For those escaping abusive relationships or violence of any kind, they have a “ban list” with the names of prohibited guests.
Police haven’t had to respond to the site, Kendrick and Walseth said. KGW reached out to the Portland Police Bureau to confirm but hasn’t yet heard back.
Two of the original 14 women who moved in have moved out.
One was asked to leave.
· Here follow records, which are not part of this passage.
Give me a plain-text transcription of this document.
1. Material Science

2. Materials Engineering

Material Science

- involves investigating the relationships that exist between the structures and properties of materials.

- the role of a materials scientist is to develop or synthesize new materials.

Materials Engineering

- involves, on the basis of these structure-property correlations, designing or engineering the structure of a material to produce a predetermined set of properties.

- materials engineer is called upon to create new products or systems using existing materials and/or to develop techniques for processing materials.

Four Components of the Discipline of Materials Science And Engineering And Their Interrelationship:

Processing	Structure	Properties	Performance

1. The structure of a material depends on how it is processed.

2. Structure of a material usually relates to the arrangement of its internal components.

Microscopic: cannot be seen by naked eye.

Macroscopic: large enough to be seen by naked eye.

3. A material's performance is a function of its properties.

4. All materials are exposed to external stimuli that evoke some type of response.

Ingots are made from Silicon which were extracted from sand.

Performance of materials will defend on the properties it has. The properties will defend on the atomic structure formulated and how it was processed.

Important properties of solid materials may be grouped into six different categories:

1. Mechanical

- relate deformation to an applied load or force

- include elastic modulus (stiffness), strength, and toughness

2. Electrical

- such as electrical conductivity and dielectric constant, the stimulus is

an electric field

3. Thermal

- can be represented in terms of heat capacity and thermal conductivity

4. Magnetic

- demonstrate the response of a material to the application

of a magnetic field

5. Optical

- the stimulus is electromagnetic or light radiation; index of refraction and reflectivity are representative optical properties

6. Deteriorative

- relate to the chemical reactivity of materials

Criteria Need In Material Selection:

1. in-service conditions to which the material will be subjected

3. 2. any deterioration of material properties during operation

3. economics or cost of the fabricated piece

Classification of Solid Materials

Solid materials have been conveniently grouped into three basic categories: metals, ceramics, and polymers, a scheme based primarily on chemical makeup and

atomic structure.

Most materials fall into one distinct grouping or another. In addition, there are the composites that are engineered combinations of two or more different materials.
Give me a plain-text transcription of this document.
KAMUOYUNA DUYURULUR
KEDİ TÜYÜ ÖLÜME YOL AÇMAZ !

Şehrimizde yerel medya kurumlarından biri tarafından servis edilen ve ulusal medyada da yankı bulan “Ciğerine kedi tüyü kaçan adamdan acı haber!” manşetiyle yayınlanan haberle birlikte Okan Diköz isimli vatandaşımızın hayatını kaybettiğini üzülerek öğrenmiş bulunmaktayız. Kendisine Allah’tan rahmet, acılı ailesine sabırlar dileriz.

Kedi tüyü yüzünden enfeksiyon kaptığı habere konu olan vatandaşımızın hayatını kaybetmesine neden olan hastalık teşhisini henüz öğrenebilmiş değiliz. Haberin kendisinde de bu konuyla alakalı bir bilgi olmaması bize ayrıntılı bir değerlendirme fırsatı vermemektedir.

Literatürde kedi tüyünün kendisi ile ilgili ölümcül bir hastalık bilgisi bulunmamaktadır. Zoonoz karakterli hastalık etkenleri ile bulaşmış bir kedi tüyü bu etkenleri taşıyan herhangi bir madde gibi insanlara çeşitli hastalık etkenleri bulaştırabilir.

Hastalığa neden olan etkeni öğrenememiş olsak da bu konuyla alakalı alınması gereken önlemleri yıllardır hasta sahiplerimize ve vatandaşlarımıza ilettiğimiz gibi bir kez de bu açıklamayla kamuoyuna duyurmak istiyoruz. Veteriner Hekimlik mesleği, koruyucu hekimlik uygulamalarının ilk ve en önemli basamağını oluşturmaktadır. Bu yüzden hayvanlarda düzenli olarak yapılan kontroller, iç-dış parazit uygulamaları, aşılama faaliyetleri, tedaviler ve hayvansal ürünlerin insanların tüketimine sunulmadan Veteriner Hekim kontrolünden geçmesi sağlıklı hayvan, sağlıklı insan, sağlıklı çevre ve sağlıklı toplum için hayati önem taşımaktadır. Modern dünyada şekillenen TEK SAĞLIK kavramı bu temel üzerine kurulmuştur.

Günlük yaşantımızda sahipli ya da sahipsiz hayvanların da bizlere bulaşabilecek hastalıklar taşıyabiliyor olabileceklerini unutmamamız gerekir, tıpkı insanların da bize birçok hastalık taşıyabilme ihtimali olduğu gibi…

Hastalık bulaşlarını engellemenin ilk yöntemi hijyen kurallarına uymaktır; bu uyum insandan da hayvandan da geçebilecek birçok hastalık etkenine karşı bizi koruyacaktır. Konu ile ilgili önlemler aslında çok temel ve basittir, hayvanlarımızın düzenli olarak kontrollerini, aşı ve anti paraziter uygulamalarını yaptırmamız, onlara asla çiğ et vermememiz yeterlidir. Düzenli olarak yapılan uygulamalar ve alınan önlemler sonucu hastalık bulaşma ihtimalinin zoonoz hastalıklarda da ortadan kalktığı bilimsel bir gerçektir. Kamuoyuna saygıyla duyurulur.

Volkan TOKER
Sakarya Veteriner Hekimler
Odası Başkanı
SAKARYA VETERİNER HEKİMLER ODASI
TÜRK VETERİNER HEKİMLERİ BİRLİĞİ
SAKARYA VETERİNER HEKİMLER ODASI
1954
The other left voluntarily, said Walseth, the village manager.
“It’s not a community for everyone,” she said.
She added the more mundane elements of life at the village are settling down, too.
Two pods serve as a kitchen and bathroom, with two shower stalls inside it.
Most residents have potted plants or small gardens on their porches.
Walseth said in all, 30 days in, the yearlong pilot project appears to be a success.
“I think some of it is just the fact that someone has a door and a key and can lock themselves inside if they need to. They can put their belongings somewhere where they can feel safe so they can walk outside and get a job,” she said. “They can work on the garden together and build relationships that aren’t normally seen in any type of shelter or that kind of thing… It’s something that’s very different.”
Kendrick added a lot of the neighbors have stopped by to donate clothes and other items. The group is planning a barbeque soon, to meet more of the neighbors.
“I think that it works really well,” said Kendrick. “I feel really safe here and I hope our neighbors enjoy having us here. It’s really important to us, being here.”
She said she’s aware of future projects that may be modeled off the village.
In Kendrick’s mind, they can’t be built fast enough.
“People are always telling homeless people, 'Well, go get a job and do this!’" She said, "It’s like it’s really hard to expect people to do that with no place to sleep every night or worry that their stuff is going to be stolen or they can’t shower and be clean. I think it would be really good if other neighborhoods would do it and help people and not just women.”